Anita Chu’s Field Guide to Candy paves the way to your confectionary immortality.
Most candy cookbook writers would be satisfied producing a book brimming over with gorgeous color photographs, clear instructions, handy tips and a thorough glossary of candy-making terms and techniques. Anita Chu does all of that in Field Guide to Candy: How to Identify and Make Virtually Every Candy Imaginable, but she gets a sugar-coated gold star for also featuring fascinating historical tidbits about each candy.
A Greek candy called pasteli, for example, may be the world’s first candy and has an impeccable literary pedigree to boot. Chu notes that the Iliad mentions a pie made of sesame and honey, which are the main ingredients in pasteli. Never has candy-making felt so steeped in tradition. Chu elevates her recipes by taking readers on a culinary tour from the caves of Spain to the medicinal origins of licorice in England to the complex sweetness of 17th-century France to the American contribution of chocolate-covered cherries in 1929.
The guide includes recipes for favorites such as peanut brittle and truffles, some old-fashioned ones such as molasses taffy and buttermilk candy, some Asian sensations such as Chinese milk candy and daifuku mochi and some unexpected delights such as candy corn.
One of the more surprising recipes is based on the same fizzy notion as Pop Rocks. Turns out that a medieval Arabic drink called sharbat evolved into frozen sherbet as it migrated across Europe. Once it reached England, some clever fellow invented a fizzy powder to go with it that results in that familiar, effervescent tingle. You can use Chu’s version of sherbet powder to make a drink fizzy, or you can eat it like Pixy Stix. Genius, I tell you.
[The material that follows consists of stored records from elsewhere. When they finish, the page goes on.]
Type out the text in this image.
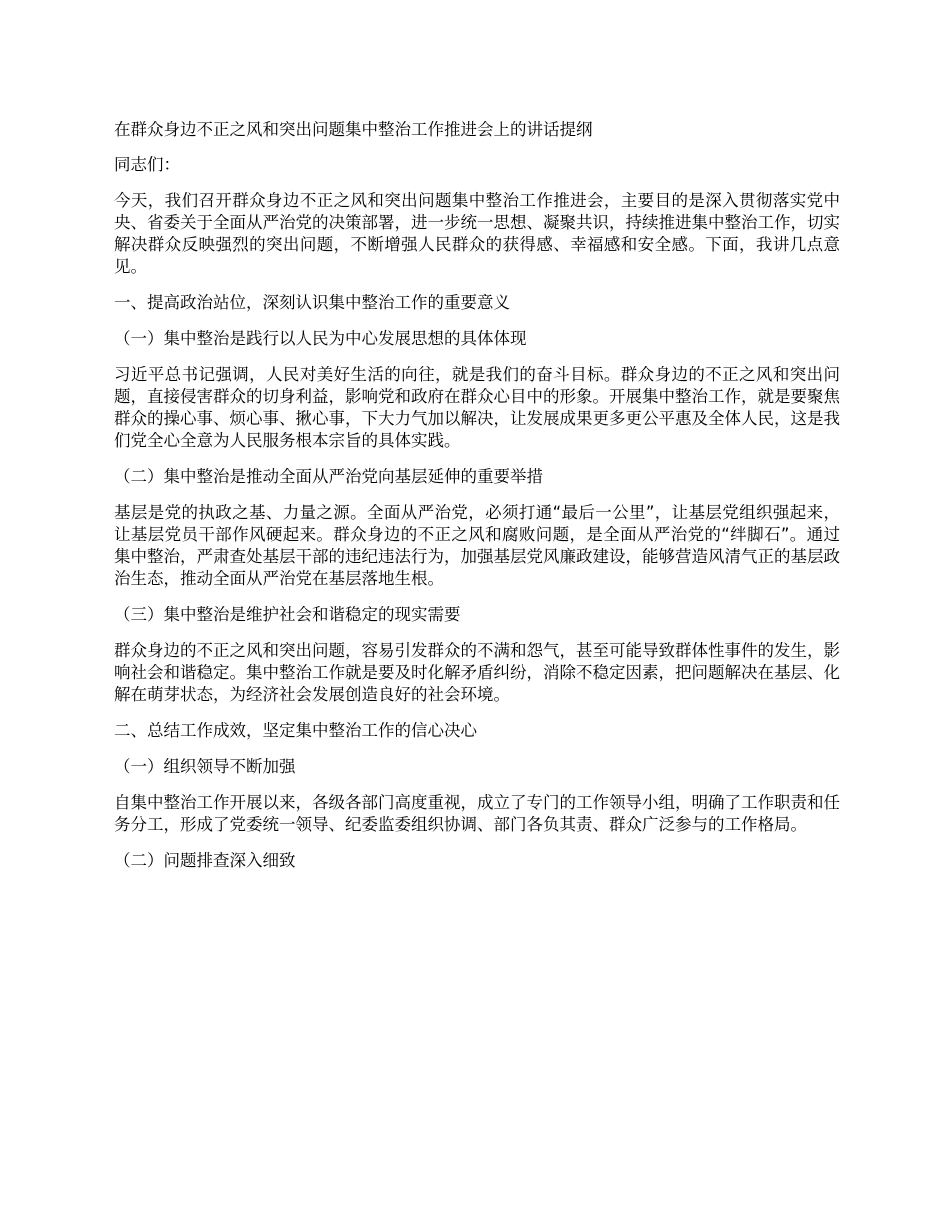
在群众身边不正之风和突出问题集中整治工作推进会上的讲话提纲
同志们：
今天，我们召开群众身边不正之风和突出问题集中整治工作推进会，主要目的是深入贯彻落实党中央、省委关于全面从严治党的决策部署，进一步统一思想、凝聚共识，持续推进集中整治工作，切实解决群众反映强烈的突出问题，不断增强人民群众的获得感、幸福感和安全感。下面，我讲几点意见。
一、提高政治站位，深刻认识集中整治工作的重要意义
（一）集中整治是践行以人民为中心发展思想的具体体现
习近平总书记强调，人民对美好生活的向往，就是我们的奋斗目标。群众身边的不正之风和突出问题，直接侵害群众的切身利益，影响党和政府在群众心目中的形象。开展集中整治工作，就是要聚焦群众的操心事、烦心事、揪心事，下大力气加以解决，让发展成果更多更公平惠及全体人民，这是我们党全心全意为人民服务根本宗旨的具体实践。
（二）集中整治是推动全面从严治党向基层延伸的重要举措
基层是党的执政之基、力量之源。全面从严治党，必须打通“最后一公里”，让基层党组织强起来，让基层党员干部作风硬起来。群众身边的不正之风和腐败问题，是全面从严治党的“绊脚石”。通过集中整治，严肃查处基层干部的违纪违法行为，加强基层党风廉政建设，能够营造风清气正的基层政治生态，推动全面从严治党在基层落地生根。
（三）集中整治是维护社会和谐稳定的现实需要
群众身边的不正之风和突出问题，容易引发群众的不满和怨气，甚至可能导致群体性事件的发生，影响社会和谐稳定。集中整治工作就是要及时化解矛盾纠纷，消除不稳定因素，把问题解决在基层、化解在萌芽状态，为经济社会发展创造良好的社会环境。
二、总结工作成效，坚定集中整治工作的信心决心
（一）组织领导不断加强
自集中整治工作开展以来，各级各部门高度重视，成立了专门的工作领导小组，明确了工作职责和任务分工，形成了党委统一领导、纪委监委组织协调、部门各负其责、群众广泛参与的工作格局。
（二）问题排查深入细致
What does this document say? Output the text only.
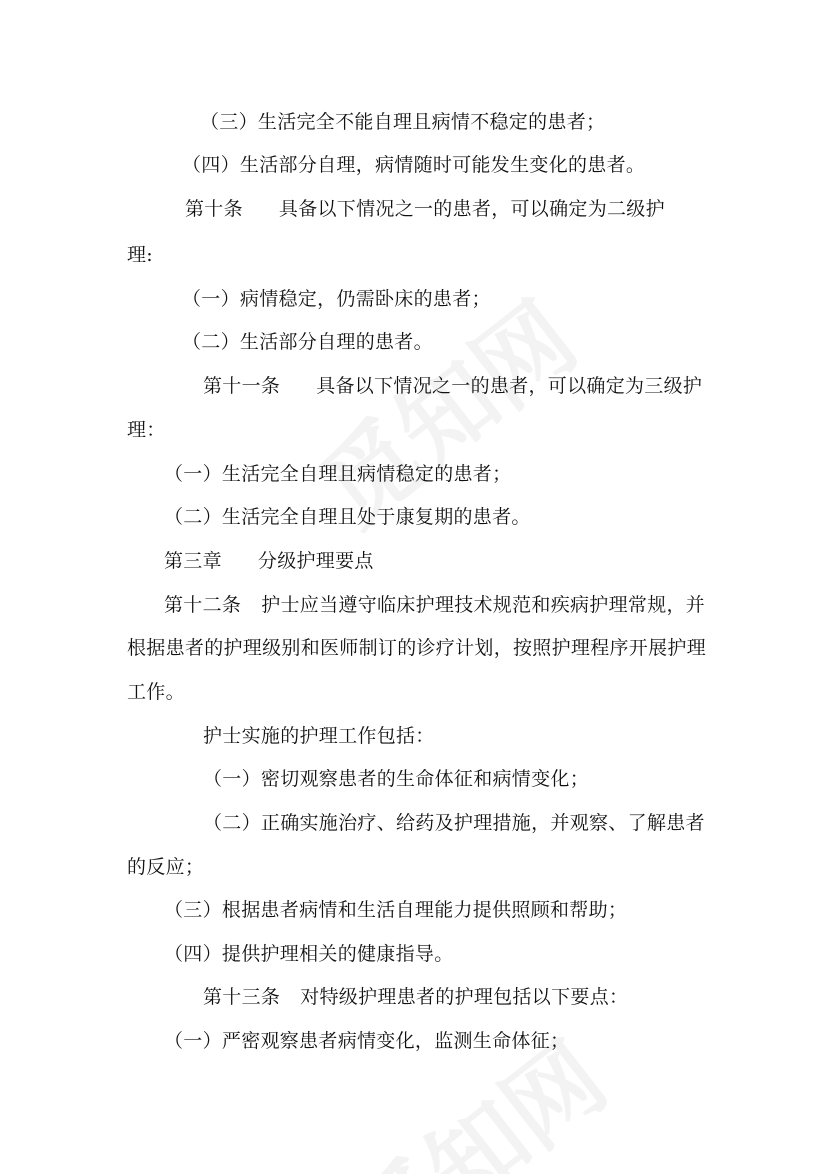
（三）生活完全不能自理且病情不稳定的患者；
（四）生活部分自理，病情随时可能发生变化的患者。
第十条 具备以下情况之一的患者，可以确定为二级护
理:
（一）病情稳定，仍需卧床的患者；
（二）生活部分自理的患者。
第十一条 具备以下情况之一的患者，可以确定为三级护
理：
（一）生活完全自理且病情稳定的患者；
（二）生活完全自理且处于康复期的患者。
第三章 分级护理要点
第十二条 护士应当遵守临床护理技术规范和疾病护理常规，并
根据患者的护理级别和医师制订的诊疗计划，按照护理程序开展护理
工作。
护士实施的护理工作包括：
（一）密切观察患者的生命体征和病情变化；
（二）正确实施治疗、给药及护理措施，并观察、了解患者
的反应；
（三）根据患者病情和生活自理能力提供照顾和帮助；
（四）提供护理相关的健康指导。
第十三条 对特级护理患者的护理包括以下要点：
（一）严密观察患者病情变化，监测生命体征；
Speaking of brand names, Chu also fills readers in on how to make homemade versions of Butterfinger candy bars, Tootsie Rolls and Reese’s peanut butter cups.
I love that Chu embraces all manner of candy-making – she generously compares such American inventions as the chocolate-covered potato chip with the haute fluer de sel caramels of famed French pasty chef Pierre Herme. And that may be the most charming thing of all.